How you relate to other ALTER player characters is entirely driven by roleplay. Some may form uneasy alliances out of practicality: more eyes watching for Tracers, coordinated hunting, shared intelligence about patrols. Others may view each other as competition for limited prey. A Level Three might see a newly manifested Feral as a liability, an uncontrolled thing that draws Tracer attention and makes the city less safe for everyone trying to stay hidden. Or it might see a useful distraction, a weapon, an expendable asset.

Shadows deserve particular attention. They are the remnants of people ALTERs have consumed, warped into feral servants of the dark ecosystem. They are yours, in a sense. Your feeding created them. How your character regards them says a lot about what kind of entity you are. Indifference is the default. But a Level Three with enough accumulated human debris in its head might feel something strange when it looks at a Shadow and recognizes, from a stolen memory, the face it used to wear.

Your presence makes things worse. ALTERs do not simply feed and move on. By consuming TRACE energy and generating negative spiritual pressure, you corrupt the surrounding area, making it easier for more ALTERs to manifest nearby. You are a catalyst. Where you hunt, the energy sours. Where the energy sours, more of your kind emerge. The Tracer Order calls these areas hotspots and works constantly to cleanse them.

This means your character is not just a personal threat. You are an ecological one. Your existence perpetuates a cycle: you feed, the area corrupts, more ALTERs spawn, more Tracers respond, more violence occurs, more negative energy accumulates, and the cycle tightens. Playing with awareness of this larger pattern can add weight to scenes that might otherwise feel like isolated encounters. You are part of something bigger than yourself, even if you do not understand what that something is.

Playing an ALTER as a person with a monster problem. You are not a tragic human struggling against dark urges. You are an entity that manifested from corrupted energy. Whatever personality you develop is assembled from fragments of consumed lives, not drawn from some hidden wellspring of humanity. The moments that feel human are the most alien thing about you, because they are borrowed. Stolen. Performed.

Treating every scene as a combat encounter. ALTER gameplay is at its best when you are not fighting. The tension of maintaining a disguise, the slow work of building relationships that are built entirely on deception, the quiet dread of knowing you will need to feed again soon and someone nearby smells like weakness. These are the scenes that make combat mean something when it finally arrives.

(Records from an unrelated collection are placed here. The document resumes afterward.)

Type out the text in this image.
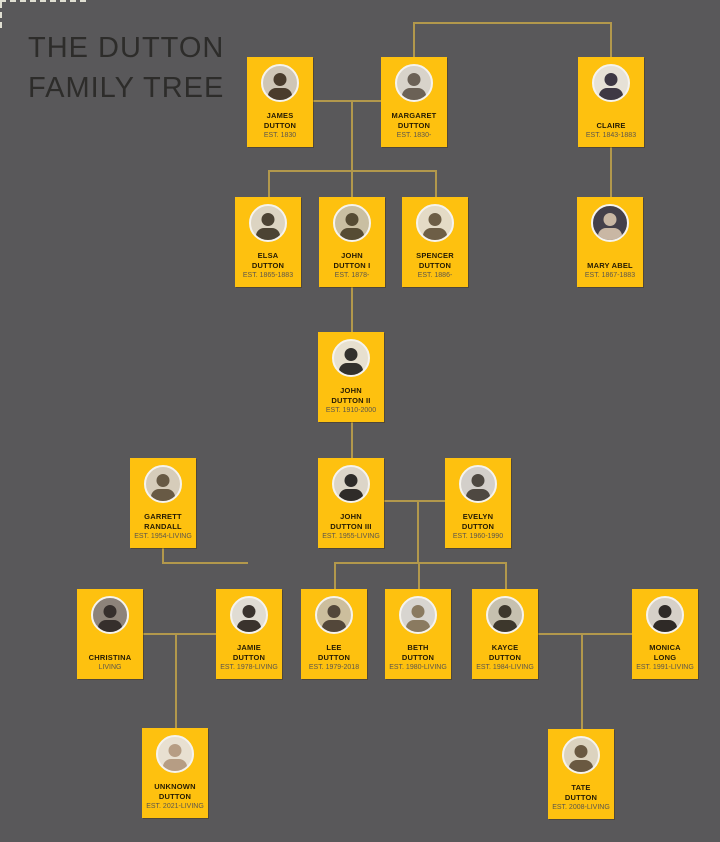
THE DUTTON
FAMILY TREE
JAMES
DUTTON
EST. 1830
MARGARET
DUTTON
EST. 1830-
CLAIRE
EST. 1843-1883
ELSA
DUTTON
EST. 1865-1883
JOHN
DUTTON I
EST. 1878-
SPENCER
DUTTON
EST. 1886-
MARY ABEL
EST. 1867-1883
JOHN
DUTTON II
EST. 1910-2000
GARRETT
RANDALL
EST. 1954-LIVING
JOHN
DUTTON III
EST. 1955-LIVING
EVELYN
DUTTON
EST. 1960-1990
CHRISTINA
LIVING
JAMIE
DUTTON
EST. 1978-LIVING
LEE
DUTTON
EST. 1979-2018
BETH
DUTTON
EST. 1980-LIVING
KAYCE
DUTTON
EST. 1984-LIVING
MONICA
LONG
EST. 1991-LIVING
UNKNOWN
DUTTON
EST. 2021-LIVING
TATE
DUTTON
EST. 2008-LIVING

Ignoring the hunger. If you are playing a disguised Level Three who seems perfectly composed and never struggles with the compulsion to feed, you are not playing an ALTER. You are playing a human with a different skill tree. The hunger should be present in every scene, even if it is just a moment where your attention drifts to someone's pulse, or your stolen smile holds a half-second too long. It does not have to be dramatic. It just has to be there.

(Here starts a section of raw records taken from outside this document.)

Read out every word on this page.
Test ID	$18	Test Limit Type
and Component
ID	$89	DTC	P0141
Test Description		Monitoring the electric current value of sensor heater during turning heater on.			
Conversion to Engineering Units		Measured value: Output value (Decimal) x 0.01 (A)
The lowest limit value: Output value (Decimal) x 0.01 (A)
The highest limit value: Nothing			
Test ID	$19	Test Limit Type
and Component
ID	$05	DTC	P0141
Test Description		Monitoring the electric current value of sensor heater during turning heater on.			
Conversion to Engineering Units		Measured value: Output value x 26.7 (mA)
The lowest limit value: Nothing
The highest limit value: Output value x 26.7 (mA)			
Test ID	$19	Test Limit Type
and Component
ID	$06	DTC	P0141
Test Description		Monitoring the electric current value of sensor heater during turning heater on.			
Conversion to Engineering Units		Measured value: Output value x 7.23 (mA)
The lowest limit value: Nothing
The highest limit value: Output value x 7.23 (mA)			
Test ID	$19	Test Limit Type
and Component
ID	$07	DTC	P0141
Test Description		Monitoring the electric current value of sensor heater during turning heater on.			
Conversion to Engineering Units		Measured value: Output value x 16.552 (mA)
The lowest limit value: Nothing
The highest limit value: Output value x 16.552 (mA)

Forgetting that you are hunted. The Tracer Order is large, organized, and extremely good at their job. Seers can detect you through visions. Archivists can track your energy signatures. Field Tracers are trained killers who specialize in ending things like you. The Order is not a minor inconvenience. It is an existential threat, and your character should treat it accordingly.

Being generically evil. Snarling and threatening and declaring yourself the darkness incarnate is exhausting for everyone at the table. The most effective ALTER characters are specific. They have habits, preferences, routines, and textures that make them feel like a particular entity rather than a stock villain. Maybe you always sit in the same booth at the same cafe because a consumed soul used to go there. Maybe you collect something. Maybe there is a specific human you have decided not to eat, and you cannot fully explain why even to yourself. Specificity is what separates a character from a creature.